Over the winter, Penske hired Pagenaud.
"The Captain," Roger Penske, does not play.
His stable is full, and all the horses are thoroughbreds.
So far, an Australian (Power), a Brazilian (Castroneves), a Colombian (Montoya) and a Frenchman (Pagenaud) seem to be getting along. And the racing results to date are so formidable, the four-driver team increasingly feels as though the intramural competition is the series' battle of the season.
"I think it does feel that way, and it was there from the beginning," Power said Wednesday. "We felt that even in preseason testing.
"It's exactly the way I thought it would be. It's what's happening."
Montoya drove brilliantly to win the Indianapolis 500 in a hot car, with Power second. The four Penske cars ran in the top six for more than half the race, and Castroneves eventually finished seventh and Pagenaud 10th.
And that was on a big oval.
The Penske boys, arguably, are even better on the road courses, where their manufacturer, Chevrolet, has dominated the only other manufacturer in the series, Honda, at the start of the 2015 season.
Entering the Dual in Detroit — the two races at 3:30 p.m. Saturday and Sunday on Belle Isle — Montoya (272 points) is first in the drivers' standings, Power (247) is second, Castroneves (206) is fourth and Pagenaud (142) 11th.
They race each other now, perhaps more than against some of their rivals from other teams. In the past, they have even run into each other and had some issues with each other's driving, when they raced for different teams.
But, somehow, they are not only excelling in the series, they are getting along.
"It's working well, actually," Pagenaud said.
"It's a big advantage in terms of how to set up the car for the race weekend, how many risks you can take on that, and if you take some risks and get lost, you can still rely on a teammate's setup."
But when the Penske boys go up against each other for position on the track, Pagenaud said, racing is racing.
"On the racetrack during the race, well, it's pretty intense, for sure," Pagenaud agreed. "I mean, we're racing to win, but we're teammates so we have the same car.

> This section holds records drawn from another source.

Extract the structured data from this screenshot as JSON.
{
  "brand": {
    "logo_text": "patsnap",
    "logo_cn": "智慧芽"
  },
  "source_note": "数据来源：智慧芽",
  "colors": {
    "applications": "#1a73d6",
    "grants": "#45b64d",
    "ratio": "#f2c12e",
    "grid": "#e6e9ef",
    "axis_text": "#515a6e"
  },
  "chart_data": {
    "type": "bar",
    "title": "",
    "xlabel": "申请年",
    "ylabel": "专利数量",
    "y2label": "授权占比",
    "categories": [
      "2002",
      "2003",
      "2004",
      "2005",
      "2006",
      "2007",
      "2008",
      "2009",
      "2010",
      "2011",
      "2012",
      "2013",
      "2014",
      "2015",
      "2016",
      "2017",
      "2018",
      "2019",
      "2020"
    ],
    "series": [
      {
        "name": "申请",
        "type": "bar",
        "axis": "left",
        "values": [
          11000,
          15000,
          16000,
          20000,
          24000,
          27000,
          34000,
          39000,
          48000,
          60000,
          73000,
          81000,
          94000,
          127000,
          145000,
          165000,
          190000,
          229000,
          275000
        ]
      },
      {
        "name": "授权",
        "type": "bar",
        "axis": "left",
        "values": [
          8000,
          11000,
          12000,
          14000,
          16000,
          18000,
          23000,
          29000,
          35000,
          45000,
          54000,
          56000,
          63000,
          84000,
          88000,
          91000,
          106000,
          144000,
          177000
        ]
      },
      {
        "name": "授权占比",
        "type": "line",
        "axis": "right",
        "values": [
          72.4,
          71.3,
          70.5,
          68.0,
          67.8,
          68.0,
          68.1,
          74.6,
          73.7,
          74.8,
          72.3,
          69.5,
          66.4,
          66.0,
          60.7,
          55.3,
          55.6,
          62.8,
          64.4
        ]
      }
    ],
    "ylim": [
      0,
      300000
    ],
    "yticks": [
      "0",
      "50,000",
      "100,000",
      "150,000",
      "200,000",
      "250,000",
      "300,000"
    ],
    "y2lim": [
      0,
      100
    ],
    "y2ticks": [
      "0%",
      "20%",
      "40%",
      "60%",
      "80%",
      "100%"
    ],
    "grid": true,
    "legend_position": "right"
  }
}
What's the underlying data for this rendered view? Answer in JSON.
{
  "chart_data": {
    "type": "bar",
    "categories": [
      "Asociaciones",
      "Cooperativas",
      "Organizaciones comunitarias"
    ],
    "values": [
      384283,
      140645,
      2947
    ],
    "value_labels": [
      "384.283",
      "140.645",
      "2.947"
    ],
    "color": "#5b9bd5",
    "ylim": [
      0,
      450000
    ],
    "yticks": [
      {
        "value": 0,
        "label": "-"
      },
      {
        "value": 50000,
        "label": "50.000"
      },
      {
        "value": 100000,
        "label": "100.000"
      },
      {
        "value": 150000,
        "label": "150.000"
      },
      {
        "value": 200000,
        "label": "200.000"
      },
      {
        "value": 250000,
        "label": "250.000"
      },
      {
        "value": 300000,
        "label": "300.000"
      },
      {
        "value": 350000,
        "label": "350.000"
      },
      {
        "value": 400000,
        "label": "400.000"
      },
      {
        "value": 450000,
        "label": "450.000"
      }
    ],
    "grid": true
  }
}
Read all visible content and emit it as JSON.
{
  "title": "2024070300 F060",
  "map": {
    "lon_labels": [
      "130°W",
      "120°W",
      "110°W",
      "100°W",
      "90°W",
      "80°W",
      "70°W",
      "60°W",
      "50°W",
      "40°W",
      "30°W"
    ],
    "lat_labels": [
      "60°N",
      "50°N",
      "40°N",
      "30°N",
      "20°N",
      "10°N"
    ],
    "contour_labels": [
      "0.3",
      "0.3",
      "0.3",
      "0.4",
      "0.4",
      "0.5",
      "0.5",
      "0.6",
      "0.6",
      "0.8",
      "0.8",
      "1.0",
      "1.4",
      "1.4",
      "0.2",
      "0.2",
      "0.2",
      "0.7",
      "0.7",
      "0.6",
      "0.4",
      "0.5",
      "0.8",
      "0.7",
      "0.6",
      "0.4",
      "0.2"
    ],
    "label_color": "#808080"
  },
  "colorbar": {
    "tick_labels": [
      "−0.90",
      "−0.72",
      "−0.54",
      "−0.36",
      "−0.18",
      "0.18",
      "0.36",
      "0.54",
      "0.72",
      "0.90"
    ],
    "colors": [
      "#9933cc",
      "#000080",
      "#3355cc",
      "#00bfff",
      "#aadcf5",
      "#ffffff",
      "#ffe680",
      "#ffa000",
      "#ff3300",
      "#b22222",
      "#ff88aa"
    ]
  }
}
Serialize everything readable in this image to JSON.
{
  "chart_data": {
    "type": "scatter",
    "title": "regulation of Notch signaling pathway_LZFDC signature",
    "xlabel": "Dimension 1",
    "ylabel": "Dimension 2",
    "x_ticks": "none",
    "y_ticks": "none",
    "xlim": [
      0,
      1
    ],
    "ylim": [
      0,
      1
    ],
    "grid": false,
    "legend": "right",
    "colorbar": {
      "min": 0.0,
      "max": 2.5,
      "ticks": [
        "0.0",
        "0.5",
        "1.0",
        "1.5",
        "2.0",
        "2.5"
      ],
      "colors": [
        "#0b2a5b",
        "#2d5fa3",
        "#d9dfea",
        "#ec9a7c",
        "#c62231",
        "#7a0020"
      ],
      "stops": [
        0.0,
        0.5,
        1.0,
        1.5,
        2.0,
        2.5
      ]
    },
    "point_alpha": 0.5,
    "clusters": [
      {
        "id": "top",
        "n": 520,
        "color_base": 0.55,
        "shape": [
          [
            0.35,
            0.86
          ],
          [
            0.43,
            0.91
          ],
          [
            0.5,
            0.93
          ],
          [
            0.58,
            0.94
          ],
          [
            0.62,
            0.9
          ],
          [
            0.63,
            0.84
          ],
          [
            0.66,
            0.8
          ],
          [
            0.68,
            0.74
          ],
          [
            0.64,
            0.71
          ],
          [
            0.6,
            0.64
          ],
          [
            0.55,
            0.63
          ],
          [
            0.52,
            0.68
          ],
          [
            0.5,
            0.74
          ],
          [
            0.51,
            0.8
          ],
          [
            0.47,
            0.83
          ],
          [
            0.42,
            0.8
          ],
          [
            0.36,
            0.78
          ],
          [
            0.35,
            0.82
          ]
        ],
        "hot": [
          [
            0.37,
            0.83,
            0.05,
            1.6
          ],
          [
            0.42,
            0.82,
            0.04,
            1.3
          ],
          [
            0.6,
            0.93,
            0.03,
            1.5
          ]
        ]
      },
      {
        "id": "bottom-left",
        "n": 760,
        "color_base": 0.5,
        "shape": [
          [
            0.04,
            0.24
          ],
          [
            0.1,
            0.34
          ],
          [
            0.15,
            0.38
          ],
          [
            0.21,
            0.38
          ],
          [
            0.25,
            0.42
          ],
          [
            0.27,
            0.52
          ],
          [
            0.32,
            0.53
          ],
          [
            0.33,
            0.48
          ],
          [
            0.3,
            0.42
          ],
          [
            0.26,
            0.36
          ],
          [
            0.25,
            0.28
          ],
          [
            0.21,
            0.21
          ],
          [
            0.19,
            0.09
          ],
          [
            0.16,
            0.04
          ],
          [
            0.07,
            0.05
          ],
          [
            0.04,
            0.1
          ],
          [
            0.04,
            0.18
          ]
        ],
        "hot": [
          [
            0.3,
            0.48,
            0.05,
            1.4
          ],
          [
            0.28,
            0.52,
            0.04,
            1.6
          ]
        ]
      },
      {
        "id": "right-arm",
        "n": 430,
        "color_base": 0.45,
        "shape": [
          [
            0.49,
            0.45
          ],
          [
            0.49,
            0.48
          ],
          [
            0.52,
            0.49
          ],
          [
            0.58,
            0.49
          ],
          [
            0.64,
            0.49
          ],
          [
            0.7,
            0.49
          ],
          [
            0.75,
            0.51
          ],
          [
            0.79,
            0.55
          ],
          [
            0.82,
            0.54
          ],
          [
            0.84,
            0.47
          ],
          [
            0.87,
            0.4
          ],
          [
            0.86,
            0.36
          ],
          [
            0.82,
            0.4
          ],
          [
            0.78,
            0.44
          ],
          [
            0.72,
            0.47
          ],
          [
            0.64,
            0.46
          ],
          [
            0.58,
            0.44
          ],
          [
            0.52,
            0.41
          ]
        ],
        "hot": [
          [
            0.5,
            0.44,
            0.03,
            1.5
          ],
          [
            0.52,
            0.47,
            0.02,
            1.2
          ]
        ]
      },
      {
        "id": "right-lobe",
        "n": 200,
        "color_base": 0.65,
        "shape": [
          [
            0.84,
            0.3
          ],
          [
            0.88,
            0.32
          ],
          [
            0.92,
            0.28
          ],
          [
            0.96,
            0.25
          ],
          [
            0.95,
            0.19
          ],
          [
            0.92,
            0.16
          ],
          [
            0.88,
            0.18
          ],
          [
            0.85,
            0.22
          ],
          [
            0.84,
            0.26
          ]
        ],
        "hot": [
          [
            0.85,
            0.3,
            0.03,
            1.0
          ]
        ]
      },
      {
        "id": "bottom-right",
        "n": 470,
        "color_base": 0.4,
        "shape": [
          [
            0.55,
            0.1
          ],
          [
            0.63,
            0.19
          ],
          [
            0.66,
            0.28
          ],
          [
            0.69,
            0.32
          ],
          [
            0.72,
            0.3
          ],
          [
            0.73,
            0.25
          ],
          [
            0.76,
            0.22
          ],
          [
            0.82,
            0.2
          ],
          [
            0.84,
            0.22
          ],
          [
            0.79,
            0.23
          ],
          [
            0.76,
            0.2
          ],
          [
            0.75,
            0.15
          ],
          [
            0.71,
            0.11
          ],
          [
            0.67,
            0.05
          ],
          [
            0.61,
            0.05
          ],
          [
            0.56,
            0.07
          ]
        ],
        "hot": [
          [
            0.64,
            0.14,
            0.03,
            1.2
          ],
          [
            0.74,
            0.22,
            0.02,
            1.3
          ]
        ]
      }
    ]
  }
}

So it is really intense.
"But we all get along really well, and it seems to have worked out for the whole team. I think the biggest thing is like we showed this past weekend, at Indy, we all worked together to help Team Penske."
They do have their moments, though.
When Power passed Pagenaud for second place on Lap 85 at Indianapolis, ABC reported that Pagenaud complained to his race engineer about Power's tactics.
But the help was there later in the race, too, when Pagenaud pitted on a yellow flag and asked his engineer what the setups were on his teammates' cars, so he could compare them with the performance of his car.
Roger Penske, known as "the racer" he once was, has no team orders for such situations. And his reputation all up and down pit road is for giving each driver the best car he can.
"That's the nice thing about Team Penske, you know? And that is really why, when I moved, when I was looking at what I was going to do for this year.
"There's no number one. There's no number two. Everybody has a chance. There's no team orders.
"At the end of the day, it's the best guy in the team who wins.
"It's tough, too, because we're all competitive. We all want to win. But, so far, I really enjoy it."
Montoya's reputation as an aggressive driver — some even charged he was reckless — preceded him upon his return to the IndyCar series. He fairly drove the daylights out of the Indy 500, bringing his car from 30th to first.
Along the way there were some fairly late passes in the corners, including of his own teammates.
But Montoya maintains that a team philosophy persists.
"Every other team you race for, you try to figure out how to screw your teammates, to beat them," Montoya said, in an interview with ABC. "And here it is, how can you work better together to beat everyone else?"
In the same interview, Power marveled at Castroneves's hope for complete convergence.
"Helio, he's a guy who likes to keep harmony in a team," Power said. "I haven't found a teammate like that. But he really likes the peace, he doesn't want conflict."
Castroneves smiled his million-dollar smile, so familiar to race fans in Detroit over the years.
"Because I want to come to an environment and have fun, like I'm having," he said. "I want to beat everybody. But sometimes you've got to accept that might not be your day."